Fakt ist: Kurz vor der möglichen Freilassung von Sindelic im April 2011 hat Uri die Verfahrensleitung übernommen. Für Linus Jaeggi, den Verteidiger von Ignaz Walker, «wollte die Urner Staatsanwaltschaft damit nur die Haftentlassung von Sindelic verhindern». Omlin ihrerseits erklärte, dass sie davon ausgegangen sei, dass die Urner Staatsanwaltschaft dies getan habe, weil «neue Erkenntnisse und Beweismittel» vorgelegen hätten.

Eher nicht in der Nähe

Befragt wurde gestern auch der Ballistiker Martin Lory vom Forensischen Institut Zürich. Dabei ging es einerseits um Schmauchspuren im Zusammenhang mit dem Walker angelasteten Schuss auf einen Holländer im Januar 2010. «Aufgrund meiner Erfahrung gehe ich davon aus, dass sich der Beschuldigte eher nicht in der Nähe der Schussabgabe aufgehalten hat», betonte der Experte. Anderseits ging es um die Streuung der Hülsen bei den Schüssen auf Nataliya K. im November 2010. Als «korrekt» bezeichnete Lory folgende Interpretationen von Verteidiger Jaeggi:

  • Zur Version der Staatsanwaltschaft (effektiver Mordanschlag): «Unter der Annahme der Hypothese, dass das Opfer bei normaler Gehgeschwindigkeit zwischen dem ersten und dem dritten Schuss lediglich 80 Zentimeter weit gekommen ist, lassen sich die Hülsenfundorte der Tat vom November 2010 nicht erklären.»
  • Zur Version der Verteidigung (Komplott mit vorgetäuschtem Mordanschlag): «Unter der Annahme der Hypothese, dass das Opfer stillgestanden ist oder sich nur leicht bewegt hat und sich der Schütze zwischen den einzelnen Schüssen dem Opfer wesentlich ge­nähert hat, lassen sich die Hülsenfundorte der Tat vom November 2010 sehr wohl erklären. Lory nimmt zudem an, «dass die Hülsen durch den Wind nicht stark verfrachtet worden sind».

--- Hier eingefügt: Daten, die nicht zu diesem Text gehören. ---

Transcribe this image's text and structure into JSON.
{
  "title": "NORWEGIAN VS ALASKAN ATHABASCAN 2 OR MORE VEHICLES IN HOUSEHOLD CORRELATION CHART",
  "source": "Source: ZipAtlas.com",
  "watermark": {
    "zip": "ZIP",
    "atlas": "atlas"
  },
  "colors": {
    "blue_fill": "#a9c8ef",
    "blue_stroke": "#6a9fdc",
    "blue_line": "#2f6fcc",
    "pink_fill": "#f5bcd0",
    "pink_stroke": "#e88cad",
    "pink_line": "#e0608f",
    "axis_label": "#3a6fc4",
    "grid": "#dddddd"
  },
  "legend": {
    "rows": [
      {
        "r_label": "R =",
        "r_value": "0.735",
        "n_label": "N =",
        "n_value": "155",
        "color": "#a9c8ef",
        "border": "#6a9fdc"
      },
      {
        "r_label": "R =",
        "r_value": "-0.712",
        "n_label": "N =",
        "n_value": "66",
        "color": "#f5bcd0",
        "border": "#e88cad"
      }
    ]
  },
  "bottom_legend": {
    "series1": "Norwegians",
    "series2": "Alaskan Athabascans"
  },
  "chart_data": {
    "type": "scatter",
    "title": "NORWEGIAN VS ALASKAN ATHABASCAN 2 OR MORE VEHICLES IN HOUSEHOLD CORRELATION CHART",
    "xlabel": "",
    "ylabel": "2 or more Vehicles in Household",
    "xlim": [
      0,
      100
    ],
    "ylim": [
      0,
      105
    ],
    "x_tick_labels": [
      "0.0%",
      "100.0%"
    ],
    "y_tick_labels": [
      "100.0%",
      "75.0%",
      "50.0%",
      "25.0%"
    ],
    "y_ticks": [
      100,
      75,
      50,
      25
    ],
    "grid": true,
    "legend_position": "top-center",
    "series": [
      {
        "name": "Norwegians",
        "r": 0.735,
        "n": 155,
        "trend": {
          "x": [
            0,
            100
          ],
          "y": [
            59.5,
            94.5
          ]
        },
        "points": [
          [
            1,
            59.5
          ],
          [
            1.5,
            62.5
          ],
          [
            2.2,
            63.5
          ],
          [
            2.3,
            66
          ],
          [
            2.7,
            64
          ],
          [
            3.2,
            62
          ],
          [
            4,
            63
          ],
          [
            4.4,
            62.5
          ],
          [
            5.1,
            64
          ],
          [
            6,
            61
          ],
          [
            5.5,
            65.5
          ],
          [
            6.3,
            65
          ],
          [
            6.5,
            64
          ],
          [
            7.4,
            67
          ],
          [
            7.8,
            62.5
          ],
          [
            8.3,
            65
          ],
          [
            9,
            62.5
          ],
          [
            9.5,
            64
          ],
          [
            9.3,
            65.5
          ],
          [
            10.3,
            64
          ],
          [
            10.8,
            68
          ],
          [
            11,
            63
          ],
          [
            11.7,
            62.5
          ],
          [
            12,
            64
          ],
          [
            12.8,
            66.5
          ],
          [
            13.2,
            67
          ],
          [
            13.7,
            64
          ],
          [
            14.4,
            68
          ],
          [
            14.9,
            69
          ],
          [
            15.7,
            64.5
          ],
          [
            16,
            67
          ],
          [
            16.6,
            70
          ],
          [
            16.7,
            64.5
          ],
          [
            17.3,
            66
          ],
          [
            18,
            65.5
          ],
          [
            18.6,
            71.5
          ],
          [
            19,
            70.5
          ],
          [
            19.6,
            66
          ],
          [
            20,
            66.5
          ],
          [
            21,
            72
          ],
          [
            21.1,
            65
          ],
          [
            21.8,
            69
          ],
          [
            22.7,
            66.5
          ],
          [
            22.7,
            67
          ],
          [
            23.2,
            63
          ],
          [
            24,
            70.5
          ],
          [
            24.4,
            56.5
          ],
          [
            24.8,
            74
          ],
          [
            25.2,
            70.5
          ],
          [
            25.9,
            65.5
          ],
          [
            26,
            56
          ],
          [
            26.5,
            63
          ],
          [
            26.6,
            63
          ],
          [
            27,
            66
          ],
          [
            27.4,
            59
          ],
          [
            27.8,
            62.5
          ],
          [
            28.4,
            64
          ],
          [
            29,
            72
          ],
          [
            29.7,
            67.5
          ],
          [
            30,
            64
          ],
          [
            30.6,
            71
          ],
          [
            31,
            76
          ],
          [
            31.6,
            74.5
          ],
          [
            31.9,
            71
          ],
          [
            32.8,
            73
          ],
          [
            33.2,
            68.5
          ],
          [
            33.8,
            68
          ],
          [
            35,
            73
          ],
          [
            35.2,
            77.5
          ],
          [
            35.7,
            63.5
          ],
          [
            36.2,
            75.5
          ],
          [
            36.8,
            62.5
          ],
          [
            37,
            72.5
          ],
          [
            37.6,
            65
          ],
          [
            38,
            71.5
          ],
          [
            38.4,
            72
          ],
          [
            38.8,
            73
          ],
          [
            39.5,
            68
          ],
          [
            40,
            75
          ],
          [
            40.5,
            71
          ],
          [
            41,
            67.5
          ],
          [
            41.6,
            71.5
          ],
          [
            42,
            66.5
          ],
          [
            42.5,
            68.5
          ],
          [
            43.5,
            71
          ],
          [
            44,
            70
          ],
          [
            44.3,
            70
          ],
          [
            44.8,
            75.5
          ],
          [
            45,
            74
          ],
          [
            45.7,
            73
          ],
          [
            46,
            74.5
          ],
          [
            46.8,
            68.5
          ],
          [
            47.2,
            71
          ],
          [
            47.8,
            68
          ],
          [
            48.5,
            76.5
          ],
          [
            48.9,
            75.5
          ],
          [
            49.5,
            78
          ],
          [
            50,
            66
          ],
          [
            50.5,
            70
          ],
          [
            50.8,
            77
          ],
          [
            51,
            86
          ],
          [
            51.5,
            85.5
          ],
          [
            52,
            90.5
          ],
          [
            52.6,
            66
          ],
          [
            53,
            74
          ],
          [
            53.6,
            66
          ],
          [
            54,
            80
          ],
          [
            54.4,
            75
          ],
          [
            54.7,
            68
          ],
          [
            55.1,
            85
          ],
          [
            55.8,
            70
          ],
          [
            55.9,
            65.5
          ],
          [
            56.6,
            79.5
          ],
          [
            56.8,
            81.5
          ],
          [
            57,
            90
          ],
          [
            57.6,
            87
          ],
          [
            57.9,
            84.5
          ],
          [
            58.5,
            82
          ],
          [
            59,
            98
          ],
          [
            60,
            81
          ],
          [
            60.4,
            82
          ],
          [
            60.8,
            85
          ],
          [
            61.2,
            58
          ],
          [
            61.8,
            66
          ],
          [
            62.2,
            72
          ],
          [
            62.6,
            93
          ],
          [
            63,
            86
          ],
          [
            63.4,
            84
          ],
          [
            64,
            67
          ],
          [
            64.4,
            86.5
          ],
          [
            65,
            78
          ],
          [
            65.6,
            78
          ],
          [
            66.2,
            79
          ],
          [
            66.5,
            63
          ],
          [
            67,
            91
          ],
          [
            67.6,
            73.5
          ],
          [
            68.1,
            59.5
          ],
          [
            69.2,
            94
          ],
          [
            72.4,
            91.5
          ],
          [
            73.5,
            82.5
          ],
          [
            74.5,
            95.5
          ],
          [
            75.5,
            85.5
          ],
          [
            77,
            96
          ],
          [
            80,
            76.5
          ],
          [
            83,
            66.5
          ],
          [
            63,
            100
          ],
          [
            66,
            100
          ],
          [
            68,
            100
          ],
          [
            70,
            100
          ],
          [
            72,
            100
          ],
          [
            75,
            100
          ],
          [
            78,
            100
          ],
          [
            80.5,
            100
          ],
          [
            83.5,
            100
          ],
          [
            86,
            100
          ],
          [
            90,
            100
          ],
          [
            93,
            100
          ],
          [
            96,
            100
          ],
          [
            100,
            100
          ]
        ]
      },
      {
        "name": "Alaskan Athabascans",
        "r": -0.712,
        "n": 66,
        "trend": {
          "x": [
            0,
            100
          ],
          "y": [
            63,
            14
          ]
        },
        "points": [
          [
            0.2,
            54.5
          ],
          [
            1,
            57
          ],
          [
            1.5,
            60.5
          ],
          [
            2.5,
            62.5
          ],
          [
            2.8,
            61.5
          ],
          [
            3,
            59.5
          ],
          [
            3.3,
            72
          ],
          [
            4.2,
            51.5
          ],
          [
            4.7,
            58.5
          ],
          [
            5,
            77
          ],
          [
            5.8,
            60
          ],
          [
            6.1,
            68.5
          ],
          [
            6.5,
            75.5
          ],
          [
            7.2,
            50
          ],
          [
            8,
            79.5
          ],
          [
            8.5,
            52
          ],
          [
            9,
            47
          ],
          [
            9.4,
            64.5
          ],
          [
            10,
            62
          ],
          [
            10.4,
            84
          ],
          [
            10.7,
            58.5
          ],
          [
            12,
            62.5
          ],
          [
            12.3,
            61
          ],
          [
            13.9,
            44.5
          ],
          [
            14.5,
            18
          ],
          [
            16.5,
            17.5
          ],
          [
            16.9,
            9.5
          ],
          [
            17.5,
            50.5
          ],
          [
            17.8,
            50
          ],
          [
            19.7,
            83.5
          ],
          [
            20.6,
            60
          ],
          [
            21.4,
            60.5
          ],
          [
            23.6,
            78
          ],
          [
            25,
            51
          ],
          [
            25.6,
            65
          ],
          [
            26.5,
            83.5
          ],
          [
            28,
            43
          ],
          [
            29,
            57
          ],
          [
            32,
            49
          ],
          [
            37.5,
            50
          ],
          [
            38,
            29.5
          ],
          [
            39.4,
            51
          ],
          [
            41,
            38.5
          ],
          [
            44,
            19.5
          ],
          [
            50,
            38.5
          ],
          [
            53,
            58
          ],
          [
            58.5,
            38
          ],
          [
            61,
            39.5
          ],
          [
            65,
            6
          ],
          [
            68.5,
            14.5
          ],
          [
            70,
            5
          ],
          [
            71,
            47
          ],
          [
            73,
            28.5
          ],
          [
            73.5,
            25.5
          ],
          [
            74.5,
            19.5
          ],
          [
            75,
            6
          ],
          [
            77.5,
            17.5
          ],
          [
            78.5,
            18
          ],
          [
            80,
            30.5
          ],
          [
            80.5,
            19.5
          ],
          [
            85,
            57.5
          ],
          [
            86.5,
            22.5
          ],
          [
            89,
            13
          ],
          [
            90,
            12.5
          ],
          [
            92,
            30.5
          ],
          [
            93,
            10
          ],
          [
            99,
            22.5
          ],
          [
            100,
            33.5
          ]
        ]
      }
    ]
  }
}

Schliesslich musste sich auch die 36-jährige Nataliya K. während mehr als einer Stunde den Fragen der Verfahrensleitung respektive von Linus Jaeggi stellen. «Er lügt ganz einfach», meinte die gebürtige Ukrainerin zur Mordkomplott-Theorie von Sindelic. «Ignaz hat das or­ga­nisiert», betonte die Ex-Frau des BarBetreibers auf die Frage, ob sie einen Grund für die Anschuldigungen kenne. Sie zweifelte zudem gewisse Aussagen an, die sie dem «Blick» gegenüber kurz nach der Tat gemacht haben soll. Auch seien ihre Antworten auf Fragen bezüglich des von ihr nach den Schüssen eingeschlagenen Fluchtwegs von der Polizei «wohl nicht genau protokolliert worden» – wegen sprachlicher Verständigungsprobleme, so Nataliya K.

Viele Details ergeben nun Sinn

Walker selber sagte gestern nur, dass er in ärztlicher Behandlung sei und dass es ihm schlecht gehe. Durch die von Sindelic im TV-Interview gemachten Aussagen hätten für ihn viele Details Sinn ergeben.

Gutgeheissen wurde gestern ein Antrag des Verteidigers: Sollte Walker aufgrund des Urteils des Obergerichts Anspruch auf eine Entschädigung wegen Überhaft haben, soll die Höhe derselben in einem separaten Verfahren beurteilt werden.

Der Fall Walker

bar. Ignaz Walker wird beschuldigt, im Januar 2010 ausserhalb seiner Bar auf einen holländischen Gast geschossen zu haben. Zudem soll Walker den Kroaten Sasa Sindelic beauftragt haben, seine von ihm getrennt lebende Ehefrau Nataliya K. zu ermorden. Diese wurde im November 2010 durch drei Schüsse schwer verletzt.

Strafe um fünf Jahre erhöht

Das Obergericht Uri verurteilte Walker im September 2013 wegen versuchter vorsätzlicher Tötung und versuchten Mordes in Mittäterschaft zu einer Freiheitsstrafe von 15 Jahren und erhöhte damit die vom Landgericht verhängte Strafe um fünf Jahre. Im Dezember 2014 hiess das Bundesgericht eine Beschwerde Walkers teilweise gut, hob das Urteil auf und schickte den Fall zur Neubeurteilung ans Obergericht Uri zurück. Gestern begann die Berufungsverhandlung.